October 28, 2016 By Bob Kalka 2 min read

This is the third and final installment in a series covering cybersecurity for the CIO. Be sure to read Part 1 and Part 2 for the first five questions every CIO should ask the organization’s security leader.

Ultimately, cybersecurity must ensure that there are proper and effective controls in place to protect an organization’s sensitive business assets, especially the data that differentiates and sustains the business. Over the past two decades, however, the industry has been influenced by both a mistaken belief and an unfortunate reality.

The Final Question for the Cybersecurity Leader

The mistaken belief is that there is some kind of magic bullet to wipe out the constant barrage of threats against these assets. With today’s advanced persistent threats (APTs) providing a level of sophistication that can easily dance around individual cybersecurity capabilities, leaders now realize that only an equally sophisticated and integrated approach that spans multiple risk management controls can succeed.

The unfortunately reality is that to properly protect the organization’s assets, the cybersecurity leader needs to know where all those assets are. Alarmingly, many organizations don’t even know where their sensitive business data is, particularly the copies stored in unstructured form on local devices and machines.

6. What Risk Management Controls Are We Actively Addressing to Specifically Protect Sensitive Business Data?

Chief information officers (CIOs) and cybersecurity leaders commonly use 10 risk management technology controls to protect sensitive business data.
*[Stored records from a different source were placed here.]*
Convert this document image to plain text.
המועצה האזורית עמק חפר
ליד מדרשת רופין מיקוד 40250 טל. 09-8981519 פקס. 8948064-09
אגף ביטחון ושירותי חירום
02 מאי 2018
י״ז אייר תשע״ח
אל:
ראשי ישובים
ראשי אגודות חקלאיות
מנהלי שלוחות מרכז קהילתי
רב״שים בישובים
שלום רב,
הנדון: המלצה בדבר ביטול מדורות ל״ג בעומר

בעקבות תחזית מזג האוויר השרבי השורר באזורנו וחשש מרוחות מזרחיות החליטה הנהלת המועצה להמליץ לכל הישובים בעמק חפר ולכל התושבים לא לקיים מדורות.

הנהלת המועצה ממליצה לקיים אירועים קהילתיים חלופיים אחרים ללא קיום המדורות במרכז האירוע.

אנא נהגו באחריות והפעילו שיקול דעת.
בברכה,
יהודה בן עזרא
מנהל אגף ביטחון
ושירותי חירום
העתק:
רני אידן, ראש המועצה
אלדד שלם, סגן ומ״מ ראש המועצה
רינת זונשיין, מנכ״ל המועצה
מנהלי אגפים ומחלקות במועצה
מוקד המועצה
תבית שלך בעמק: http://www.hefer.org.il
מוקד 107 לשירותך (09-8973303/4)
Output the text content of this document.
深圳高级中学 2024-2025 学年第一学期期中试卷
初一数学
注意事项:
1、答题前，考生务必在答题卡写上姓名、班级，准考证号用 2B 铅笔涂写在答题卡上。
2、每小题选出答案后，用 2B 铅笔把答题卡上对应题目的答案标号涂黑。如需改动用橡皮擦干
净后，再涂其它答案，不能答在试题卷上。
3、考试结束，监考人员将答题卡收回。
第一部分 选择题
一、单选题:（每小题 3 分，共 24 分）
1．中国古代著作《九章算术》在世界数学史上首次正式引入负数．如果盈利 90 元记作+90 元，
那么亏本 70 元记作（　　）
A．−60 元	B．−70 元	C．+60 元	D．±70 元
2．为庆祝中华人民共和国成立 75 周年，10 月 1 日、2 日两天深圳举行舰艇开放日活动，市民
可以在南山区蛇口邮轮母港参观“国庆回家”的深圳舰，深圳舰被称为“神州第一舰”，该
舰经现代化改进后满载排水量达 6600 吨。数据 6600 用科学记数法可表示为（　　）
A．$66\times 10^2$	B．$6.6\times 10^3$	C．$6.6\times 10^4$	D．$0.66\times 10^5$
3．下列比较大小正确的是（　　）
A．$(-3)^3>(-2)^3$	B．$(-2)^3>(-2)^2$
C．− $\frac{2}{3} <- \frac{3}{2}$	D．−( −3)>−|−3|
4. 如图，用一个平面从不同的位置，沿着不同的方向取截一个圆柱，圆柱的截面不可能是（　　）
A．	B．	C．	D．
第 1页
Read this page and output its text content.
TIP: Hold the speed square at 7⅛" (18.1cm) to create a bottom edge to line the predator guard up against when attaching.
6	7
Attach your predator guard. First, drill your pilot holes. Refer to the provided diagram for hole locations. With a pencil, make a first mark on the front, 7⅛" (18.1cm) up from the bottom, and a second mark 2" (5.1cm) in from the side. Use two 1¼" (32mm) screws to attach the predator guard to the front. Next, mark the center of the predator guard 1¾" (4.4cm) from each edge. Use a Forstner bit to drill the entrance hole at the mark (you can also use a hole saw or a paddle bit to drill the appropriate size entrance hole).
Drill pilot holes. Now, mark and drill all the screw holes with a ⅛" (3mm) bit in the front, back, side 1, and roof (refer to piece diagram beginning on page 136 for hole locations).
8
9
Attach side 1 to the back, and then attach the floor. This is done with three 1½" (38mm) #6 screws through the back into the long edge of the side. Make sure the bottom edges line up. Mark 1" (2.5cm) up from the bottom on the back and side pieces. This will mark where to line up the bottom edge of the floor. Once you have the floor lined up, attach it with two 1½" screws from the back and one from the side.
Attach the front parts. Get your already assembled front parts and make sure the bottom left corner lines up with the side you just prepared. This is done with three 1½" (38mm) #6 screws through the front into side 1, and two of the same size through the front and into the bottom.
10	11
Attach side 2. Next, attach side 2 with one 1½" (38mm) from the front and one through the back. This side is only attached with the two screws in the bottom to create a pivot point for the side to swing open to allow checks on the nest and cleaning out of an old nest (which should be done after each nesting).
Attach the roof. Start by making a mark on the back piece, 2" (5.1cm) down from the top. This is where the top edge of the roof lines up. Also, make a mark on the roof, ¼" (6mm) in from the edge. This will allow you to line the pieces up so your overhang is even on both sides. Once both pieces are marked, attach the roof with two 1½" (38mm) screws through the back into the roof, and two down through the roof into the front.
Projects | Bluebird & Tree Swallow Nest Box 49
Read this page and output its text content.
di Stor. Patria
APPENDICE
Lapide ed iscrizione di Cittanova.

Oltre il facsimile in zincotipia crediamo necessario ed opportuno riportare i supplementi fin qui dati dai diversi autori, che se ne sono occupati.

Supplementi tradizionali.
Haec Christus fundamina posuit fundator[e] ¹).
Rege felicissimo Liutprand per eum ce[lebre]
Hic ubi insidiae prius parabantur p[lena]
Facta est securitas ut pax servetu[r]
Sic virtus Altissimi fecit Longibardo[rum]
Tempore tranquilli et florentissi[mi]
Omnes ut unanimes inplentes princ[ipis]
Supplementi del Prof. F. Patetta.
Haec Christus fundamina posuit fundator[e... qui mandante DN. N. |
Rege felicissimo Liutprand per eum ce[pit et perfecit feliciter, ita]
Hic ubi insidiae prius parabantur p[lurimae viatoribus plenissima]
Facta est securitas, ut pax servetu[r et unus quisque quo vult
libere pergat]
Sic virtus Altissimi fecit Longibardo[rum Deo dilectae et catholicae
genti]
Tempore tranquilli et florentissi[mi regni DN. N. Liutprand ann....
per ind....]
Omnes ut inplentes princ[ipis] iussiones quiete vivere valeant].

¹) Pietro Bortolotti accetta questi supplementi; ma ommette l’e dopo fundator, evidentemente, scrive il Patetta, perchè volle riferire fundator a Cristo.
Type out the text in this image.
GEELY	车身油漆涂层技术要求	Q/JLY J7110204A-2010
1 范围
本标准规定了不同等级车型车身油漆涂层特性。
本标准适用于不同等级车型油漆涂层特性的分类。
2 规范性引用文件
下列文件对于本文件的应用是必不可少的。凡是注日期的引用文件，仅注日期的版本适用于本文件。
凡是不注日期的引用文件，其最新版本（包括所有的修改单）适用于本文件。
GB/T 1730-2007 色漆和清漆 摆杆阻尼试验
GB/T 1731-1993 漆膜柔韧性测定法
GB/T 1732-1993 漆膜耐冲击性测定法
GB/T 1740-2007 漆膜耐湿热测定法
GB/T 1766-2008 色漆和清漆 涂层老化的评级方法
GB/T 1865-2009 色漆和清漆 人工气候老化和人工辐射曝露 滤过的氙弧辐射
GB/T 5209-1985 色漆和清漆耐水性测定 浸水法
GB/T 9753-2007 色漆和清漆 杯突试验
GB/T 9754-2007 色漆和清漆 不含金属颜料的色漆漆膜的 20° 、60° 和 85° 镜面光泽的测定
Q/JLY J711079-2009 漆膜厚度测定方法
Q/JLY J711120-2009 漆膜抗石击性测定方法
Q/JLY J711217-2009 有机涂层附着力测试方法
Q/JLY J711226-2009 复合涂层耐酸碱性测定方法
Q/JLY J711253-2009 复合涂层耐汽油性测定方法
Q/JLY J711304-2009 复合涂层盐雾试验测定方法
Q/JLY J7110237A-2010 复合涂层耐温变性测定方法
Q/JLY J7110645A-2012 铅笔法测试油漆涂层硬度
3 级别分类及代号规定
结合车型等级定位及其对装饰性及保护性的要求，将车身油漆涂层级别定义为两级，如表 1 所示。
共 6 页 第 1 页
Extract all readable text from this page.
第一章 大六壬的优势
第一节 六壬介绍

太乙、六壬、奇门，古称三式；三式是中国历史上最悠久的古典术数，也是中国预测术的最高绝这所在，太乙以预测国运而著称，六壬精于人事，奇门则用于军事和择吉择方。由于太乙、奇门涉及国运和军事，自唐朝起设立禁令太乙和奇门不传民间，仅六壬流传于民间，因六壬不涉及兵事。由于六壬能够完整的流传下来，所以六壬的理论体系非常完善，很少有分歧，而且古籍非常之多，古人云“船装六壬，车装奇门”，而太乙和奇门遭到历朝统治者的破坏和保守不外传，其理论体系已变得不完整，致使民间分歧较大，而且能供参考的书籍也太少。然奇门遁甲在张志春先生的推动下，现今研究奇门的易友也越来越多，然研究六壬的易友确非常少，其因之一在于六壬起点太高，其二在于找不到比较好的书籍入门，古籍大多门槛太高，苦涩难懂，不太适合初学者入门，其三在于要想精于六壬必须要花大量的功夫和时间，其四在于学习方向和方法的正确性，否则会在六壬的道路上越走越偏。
These fall under four categories: data security, application security, identity and access management, and fraud prevention.

Data Security:

  1. Encryption to protect the data itself;
  2. Discovery and classification to identify and sort narrow sets of sensitive business information and monitor movement and access, both structured and unstructured;
  3. Data and file activity monitoring (DFAM) to protect and monitor access to the identified sensitive data; and
  4. Data loss prevention (DLP) to monitor and restrict the movement of sensitive data.

Application Security:

  1. Static source code analysis to ensure that the applications being written are not susceptible to known cybersecurity attacks; and
  2. Dynamic application analysis to ensure that compiled applications ready to be deployed, whether off the shelf or written internally, cannot be compromised by known vulnerabilities.

Identity and Access Management

  1. Identity governance to confirm that only the right people can access the sensitive assets being monitored;
  2. Access management to ensure that only the right people are actually accessing the sensitive assets being monitored; and
  3. Insider threat monitoring to confirm that privileged users are not compromising sensitive assets.

Fraud Prevention

  1. Mobile fraud prevention to identify any fraudulent transactions through mobile applications.

Putting It All Together

The best practice here is to identify the most sensitive business data based on the prioritized business risks, then leverage the 10 risk management controls noted above to discover, classify and protect that data. The CIO and cybersecurity leader must collaborate to ensure that this information is properly protected across their IT investments.

Cybersecurity is an incredibly important and complex imperative for the modern connected business. CIOs must be actively involved in addressing the most crucial yet underserved cybersecurity issues for the organization to meet its risk management and overall business objectives.